Publish or patent? How researchers can have the best of both worlds

University researchers work incredibly hard to produce work that can be published in journals through the academic peer review system. Publishing is a tangible research contribution: often it is the mechanism through which academics contribute to their field. It is also a necessary product of research grants – and it may represent a step towards promotion.

But research often also leads to innovations that could, in turn, result in new products and services that can benefit society. Developing these commercially can be a complex and costly process – particularly in the field of medical technology where the route to market will often involve an industry partner or a licensing deal. For that to happen successfully, the innovation needs to be protected via a patent application.

Of course, in order for patent applications to be filed successfully, the researcher is required to understand and carefully monitor disclosure– and particularly not to publish the work before it has been assessed for potential patentable subject matter.

It can sometimes appear as if there is a tension between these two activities: filing a patent application and publishing research. But in fact, there is no reason why the two cannot work well alongside each other. All it takes is some good communication between the academic, the university’s technology transfer office (TTO), and the patent attorney.

As specialist patent attorneys at Symbiosis IP, we’ve seen the best, and the worst, examples of how this relationship can work in practice. Ideally, the researcher will speak to their TTO at an early stage and will share all the information required for us to put a detailed patent application together.

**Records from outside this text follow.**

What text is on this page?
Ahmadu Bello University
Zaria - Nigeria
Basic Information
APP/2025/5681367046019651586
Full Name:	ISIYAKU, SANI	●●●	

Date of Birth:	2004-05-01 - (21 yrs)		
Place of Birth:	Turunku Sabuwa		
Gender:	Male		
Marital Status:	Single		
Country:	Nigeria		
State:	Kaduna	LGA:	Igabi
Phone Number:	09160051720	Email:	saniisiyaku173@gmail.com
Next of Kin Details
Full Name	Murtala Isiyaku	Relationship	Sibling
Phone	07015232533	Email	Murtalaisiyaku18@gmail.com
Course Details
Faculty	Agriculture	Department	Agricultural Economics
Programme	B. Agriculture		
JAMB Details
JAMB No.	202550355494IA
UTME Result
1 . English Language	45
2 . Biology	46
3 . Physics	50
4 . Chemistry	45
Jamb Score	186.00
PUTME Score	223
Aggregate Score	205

But even if time seems short it will usually be possible, given the right information, to file a patent application in advance of a publication deadline.

Getting specialist advice

The details of intellectual property protection can seem daunting, but as specialists in this area, patent attorneys can work alongside the TTO to provide advice and guidance to help academics through the process.

We can advise, from an early stage, whether an invention comprises patentable subject matter or not. If there are particular gaps in the research that might prevent a patent being granted, we’re able to suggest other work that the researcher might need to do to gather more evidence.

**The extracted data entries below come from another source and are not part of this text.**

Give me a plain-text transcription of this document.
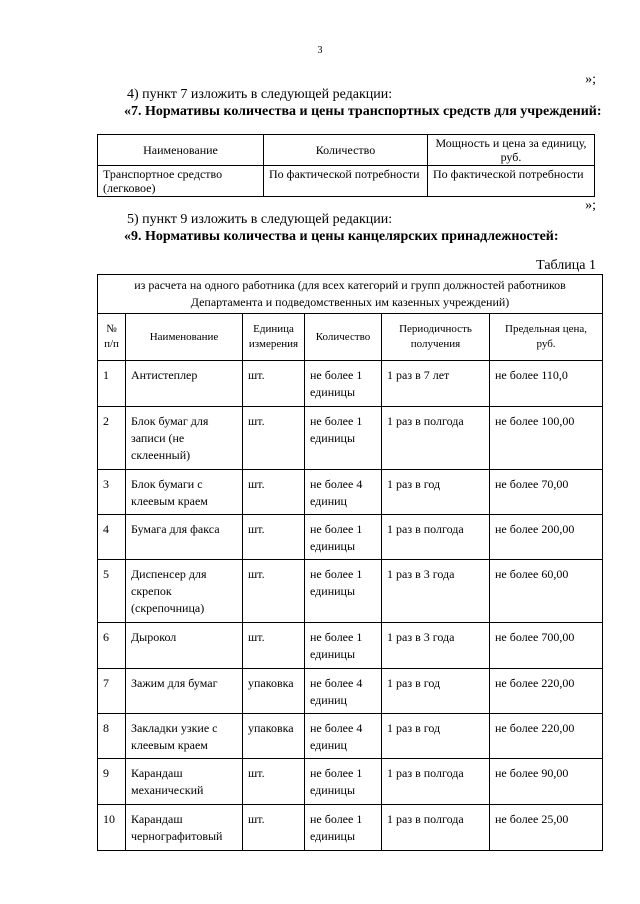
3
»;
4) пункт 7 изложить в следующей редакции:
«7. Нормативы количества и цены транспортных средств для учреждений:
Наименование	Количество	Мощность и цена за единицу, руб.
Транспортное средство (легковое)	По фактической потребности	По фактической потребности
»;
5) пункт 9 изложить в следующей редакции:
«9. Нормативы количества и цены канцелярских принадлежностей:
Таблица 1
из расчета на одного работника (для всех категорий и групп должностей работников Департамента и подведомственных им казенных учреждений)					
№ п/п	Наименование	Единица измерения	Количество	Периодичность получения	Предельная цена, руб.
1	Антистеплер	шт.	не более 1 единицы	1 раз в 7 лет	не более 110,0
2	Блок бумаг для записи (не склеенный)	шт.	не более 1 единицы	1 раз в полгода	не более 100,00
3	Блок бумаги с клеевым краем	шт.	не более 4 единиц	1 раз в год	не более 70,00
4	Бумага для факса	шт.	не более 1 единицы	1 раз в полгода	не более 200,00
5	Диспенсер для скрепок (скрепочница)	шт.	не более 1 единицы	1 раз в 3 года	не более 60,00
6	Дырокол	шт.	не более 1 единицы	1 раз в 3 года	не более 700,00
7	Зажим для бумаг	упаковка	не более 4 единиц	1 раз в год	не более 220,00
8	Закладки узкие с клеевым краем	упаковка	не более 4 единиц	1 раз в год	не более 220,00
9	Карандаш механический	шт.	не более 1 единицы	1 раз в полгода	не более 90,00
10	Карандаш чернографитовый	шт.	не более 1 единицы	1 раз в полгода	не более 25,00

Once we’re sure that we have enough information regarding the invention, we’ll prepare an application. Although we understand what is required to put a robust application together, we need to work closely with the researcher to make sure the claims we are making are accurate, so we may go through several iterations before we arrive at a finished version.

After this first filing has taken place, the researcher is free to publish the research, but there are still several hurdles to overcome before a patent is granted, including filing and examination of the application in the countries where patent protection is desired.

There are costs involved along the way, and not just in securing granted patents: product development might also involve clinical trials, and activities necessary to gain regulatory approval. The final product will need to be able to offset the patent costs in order to be successful in the marketplace. Having the appropriate IP protection in place is key to success, so it’s important to get good advice as soon as possible.

Demystifying patent law

Often the biggest barrier to success is communication, but I think it is possible to demystify the process, and this is something we’re working on with Translate. Through Translate’s mentoring scheme, we have been able to offer some guidance to researchers who are working on innovations that will need IP protection.

It doesn’t cost very much to take those first few steps, to find out what is involved and even to file the patent application – but it is worth being aware that starting a patent application will require commitment. Taking time to understand a little bit about the system will make those later steps much easier to understand.